Gema kemenangan pasukan kaum muslimin setelah merebut Khaibar terasa di Madinah. Tak selang berapa lama, pada bulan Dzulqa’dah tahun ketujuh setelah hijrah, Rasulullah shallallahu ‘alaihi wa sallam beserta para sahabat bersiap untuk menunaikan umrah qadha yang sempat tertunda setahun lamanya karena perjanjian Hudaibiyah. Kaum muslimin bermaksud menetap di Makkah, negeri yang mereka rindukan, selama tiga hari.

Berangkatlah Rasulullah shallallahu ‘alaihi wa sallam ke negeri Makkah. Sementara itu, di sana, ada seorang wanita mulia yang hendak menyongsong turunnya kebaikan dari sisi Rabbnya.

Wanita itu bernama Maimunah bintu al-Harits bin Hazn bin Jabir bin al-Hazm bin Ruwaibah bin Abdullah bin Hilal bin ‘Amir bin Sha’sha’ah bin Mu’awiyah bin Bakr bin Hawazin bin Manshur bin ‘Ikrimah bin Hafshah bin Qais Ailan bin Mudhar al-Hilaliyah radhiallahu ‘anha.

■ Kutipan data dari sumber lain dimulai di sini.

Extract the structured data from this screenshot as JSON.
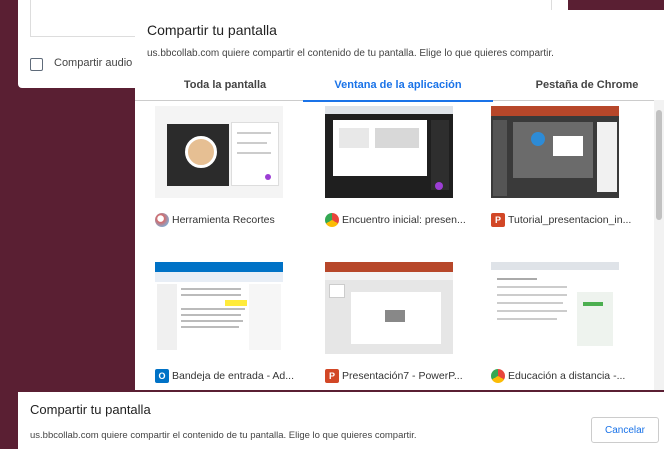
{
  "back_dialog": {
    "audio_label": "Compartir audio"
  },
  "picker": {
    "title": "Compartir tu pantalla",
    "subtitle": "us.bbcollab.com quiere compartir el contenido de tu pantalla. Elige lo que quieres compartir.",
    "tabs": [
      {
        "label": "Toda la pantalla",
        "active": false
      },
      {
        "label": "Ventana de la aplicación",
        "active": true
      },
      {
        "label": "Pestaña de Chrome",
        "active": false
      }
    ],
    "windows": [
      {
        "label": "Herramienta Recortes",
        "icon": "snipping-tool-icon",
        "icon_color": "#d46a6a"
      },
      {
        "label": "Encuentro inicial: presen...",
        "icon": "chrome-icon",
        "icon_color": "#e8453c"
      },
      {
        "label": "Tutorial_presentacion_in...",
        "icon": "powerpoint-icon",
        "icon_color": "#d24726"
      },
      {
        "label": "Bandeja de entrada - Ad...",
        "icon": "outlook-icon",
        "icon_color": "#0072c6"
      },
      {
        "label": "Presentación7 - PowerP...",
        "icon": "powerpoint-icon",
        "icon_color": "#d24726"
      },
      {
        "label": "Educación a distancia -...",
        "icon": "chrome-icon",
        "icon_color": "#e8453c"
      }
    ]
  },
  "bottom_bar": {
    "title": "Compartir tu pantalla",
    "subtitle": "us.bbcollab.com quiere compartir el contenido de tu pantalla. Elige lo que quieres compartir.",
    "cancel_label": "Cancelar"
  },
  "colors": {
    "background": "#5a1f33",
    "accent": "#1a73e8"
  }
}
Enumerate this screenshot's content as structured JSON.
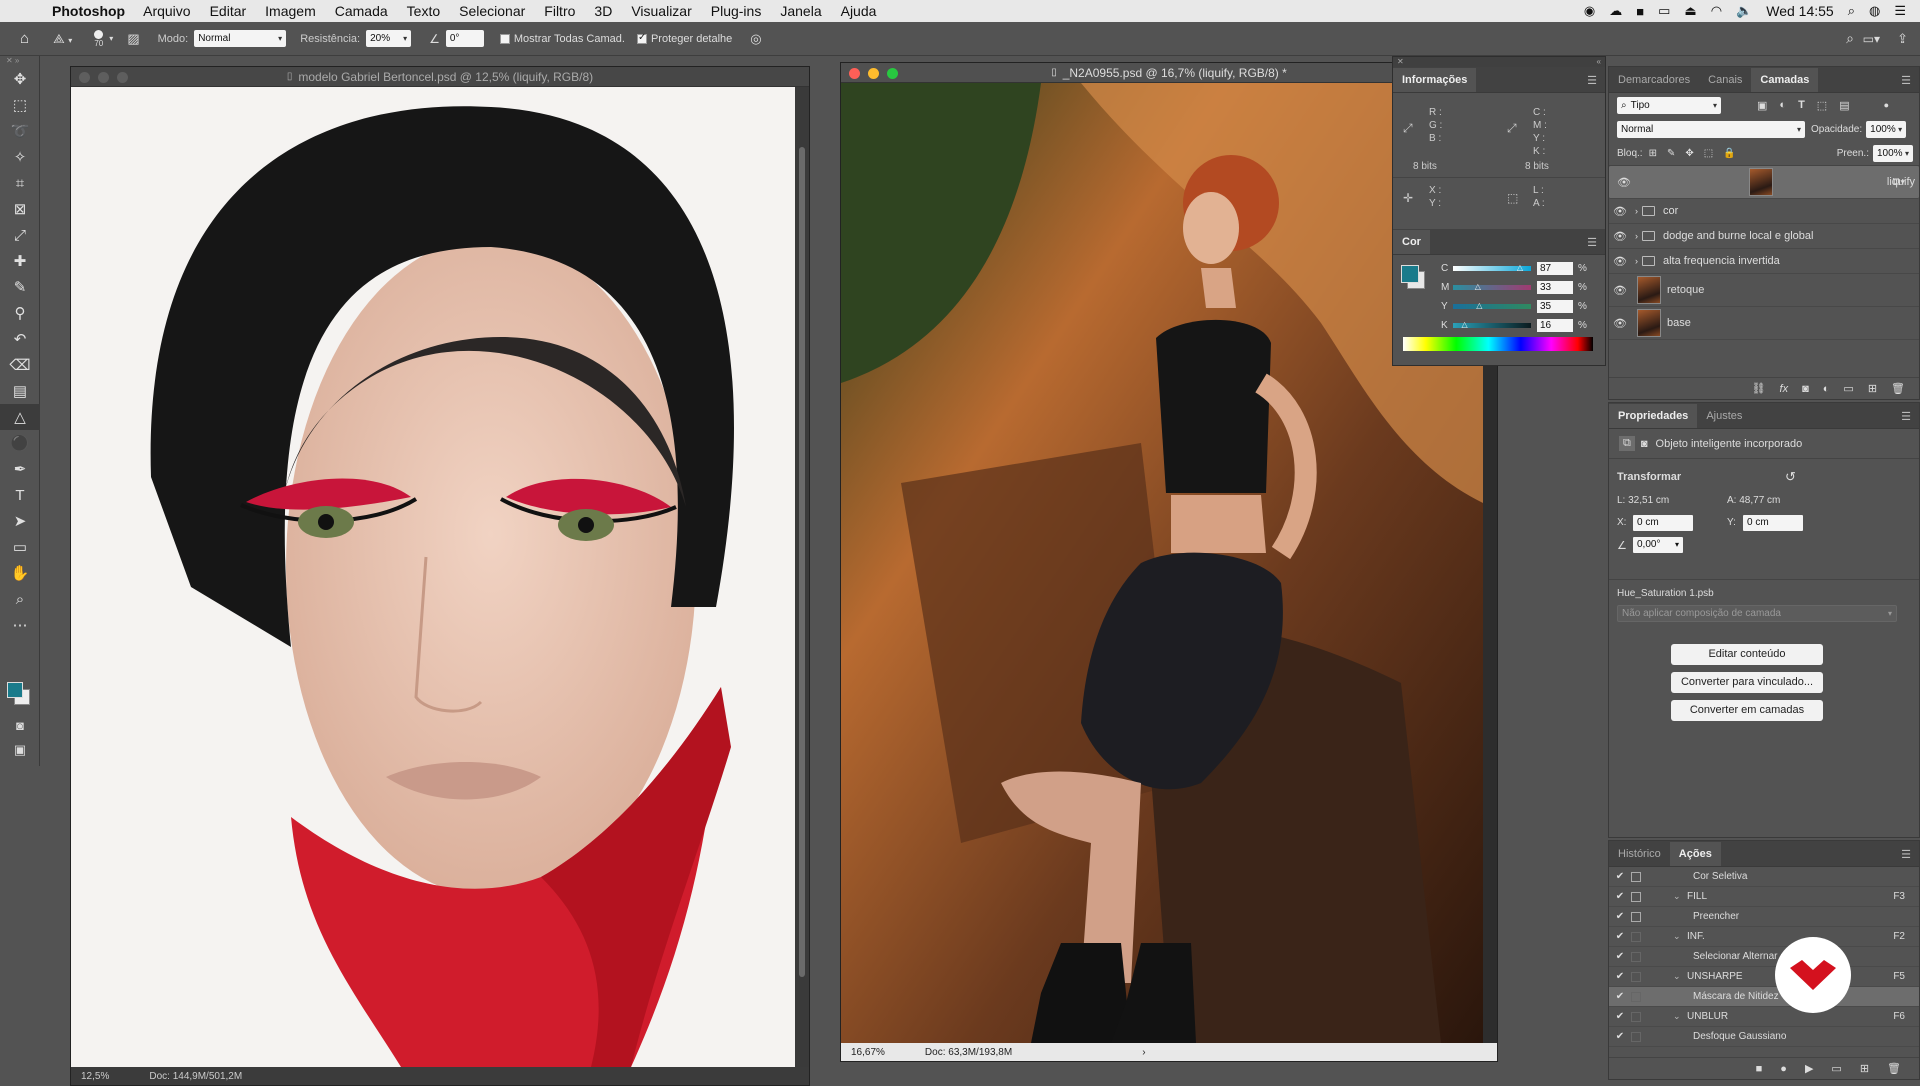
{
  "menubar": {
    "app": "Photoshop",
    "items": [
      "Arquivo",
      "Editar",
      "Imagem",
      "Camada",
      "Texto",
      "Selecionar",
      "Filtro",
      "3D",
      "Visualizar",
      "Plug-ins",
      "Janela",
      "Ajuda"
    ],
    "clock": "Wed 14:55"
  },
  "options": {
    "brush_size": "70",
    "mode_label": "Modo:",
    "mode_value": "Normal",
    "strength_label": "Resistência:",
    "strength_value": "20%",
    "angle_value": "0°",
    "sample_all": "Mostrar Todas Camad.",
    "protect_detail": "Proteger detalhe"
  },
  "doc_left": {
    "title": "modelo Gabriel Bertoncel.psd @ 12,5% (liquify, RGB/8)",
    "zoom": "12,5%",
    "doc_size": "Doc: 144,9M/501,2M"
  },
  "doc_right": {
    "title": "_N2A0955.psd @ 16,7% (liquify, RGB/8) *",
    "zoom": "16,67%",
    "doc_size": "Doc: 63,3M/193,8M"
  },
  "info_panel": {
    "tab": "Informações",
    "rgb": [
      "R :",
      "G :",
      "B :"
    ],
    "cmyk": [
      "C :",
      "M :",
      "Y :",
      "K :"
    ],
    "bits": "8 bits",
    "xy": [
      "X :",
      "Y :"
    ],
    "la": [
      "L :",
      "A :"
    ]
  },
  "color_panel": {
    "tab": "Cor",
    "fg_color": "#1a7b8b",
    "channels": [
      {
        "name": "C",
        "value": "87",
        "pct": 0.87
      },
      {
        "name": "M",
        "value": "33",
        "pct": 0.33
      },
      {
        "name": "Y",
        "value": "35",
        "pct": 0.35
      },
      {
        "name": "K",
        "value": "16",
        "pct": 0.16
      }
    ]
  },
  "layers_panel": {
    "tabs": [
      "Demarcadores",
      "Canais",
      "Camadas"
    ],
    "filter": "Tipo",
    "blend": "Normal",
    "opacity_label": "Opacidade:",
    "opacity": "100%",
    "lock_label": "Bloq.:",
    "fill_label": "Preen.:",
    "fill": "100%",
    "layers": [
      {
        "name": "liquify",
        "type": "smart",
        "selected": true
      },
      {
        "name": "cor",
        "type": "group"
      },
      {
        "name": "dodge and burne local e global",
        "type": "group"
      },
      {
        "name": "alta frequencia invertida",
        "type": "group"
      },
      {
        "name": "retoque",
        "type": "pixel"
      },
      {
        "name": "base",
        "type": "pixel"
      }
    ]
  },
  "properties_panel": {
    "tabs": [
      "Propriedades",
      "Ajustes"
    ],
    "kind": "Objeto inteligente incorporado",
    "transform_label": "Transformar",
    "w": "L: 32,51 cm",
    "h": "A: 48,77 cm",
    "x_label": "X:",
    "x": "0 cm",
    "y_label": "Y:",
    "y": "0 cm",
    "angle": "0,00°",
    "source": "Hue_Saturation 1.psb",
    "comp": "Não aplicar composição de camada",
    "buttons": [
      "Editar conteúdo",
      "Converter para vinculado...",
      "Converter em camadas"
    ]
  },
  "actions_panel": {
    "tabs": [
      "Histórico",
      "Ações"
    ],
    "rows": [
      {
        "label": "Cor Seletiva",
        "indent": 2,
        "key": "",
        "box": true,
        "twisty": ""
      },
      {
        "label": "FILL",
        "indent": 1,
        "key": "F3",
        "box": true,
        "twisty": "﹀"
      },
      {
        "label": "Preencher",
        "indent": 2,
        "key": "",
        "box": true,
        "twisty": ""
      },
      {
        "label": "INF.",
        "indent": 1,
        "key": "F2",
        "box": false,
        "twisty": "﹀"
      },
      {
        "label": "Selecionar Alternar ações...",
        "indent": 2,
        "key": "",
        "box": false,
        "twisty": ""
      },
      {
        "label": "UNSHARPE",
        "indent": 1,
        "key": "F5",
        "box": false,
        "twisty": "﹀"
      },
      {
        "label": "Máscara de Nitidez",
        "indent": 2,
        "key": "",
        "box": false,
        "twisty": "",
        "selected": true
      },
      {
        "label": "UNBLUR",
        "indent": 1,
        "key": "F6",
        "box": false,
        "twisty": "﹀"
      },
      {
        "label": "Desfoque Gaussiano",
        "indent": 2,
        "key": "",
        "box": false,
        "twisty": ""
      }
    ]
  }
}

Ibunya bernama Hindun bintu ‘Auf bin Zuhair bin al-Harits.

Saudara-saudara perempuannya adalah wanita-wanita yang beriman kepada Allah subhanahu wa ta’ala dan Rasul-Nya, para ibu sahabat yang mulia. Di antara mereka ada Ummul Fadhl Lubabah al-Kubra bintu al-Harits radhiallahu ‘anha, istri al-’Abbas bin Abdul Muththalib radhiallahu ‘anhu, ibu Abdullah bin ‘Abbas radhiallahu ‘anhuma. Demikian pula Lubabah ash-Shughra bintu al-Harits radhiallahu ‘anha, istri al-Walid bin al-Mughirah, yang melahirkan Pedang Allah, Khalid ibnul Walid radhiallahu ‘anhu. Demikian juga saudaranya seibu, Asma bintu Umais radhiallahu ‘anha, istri Ja’far bin Abi Thalib radhiallahu ‘anhu, yang sepeninggal Ja’far radhiallahu ‘anhu menikah dengan Abu Bakr ash-Shiddiq radhiallahu ‘anhu, dan disusul pernikahannya dengan ‘Ali bin Abi Thalib radhiallahu ‘anhu setelah Abu Bakr radhiallahu ‘anhu wafat.

Sebelum masa kedatangan Islam, Maimunah yang kala itu masih bernama Barrah disunting oleh Mas’ud bin ‘Amr bin ‘Umair ats-Tsaqafi. Namun, perjalanan dua insan ini tak bertahan lama karena harus berakhir dengan perceraian. Maimunah kemudian menjalin ikatan pernikahan dengan Abu Rahm bin Abdil ‘Uzza. Namun, jalinan ini pun harus terurai karena Abu Rahm meninggal.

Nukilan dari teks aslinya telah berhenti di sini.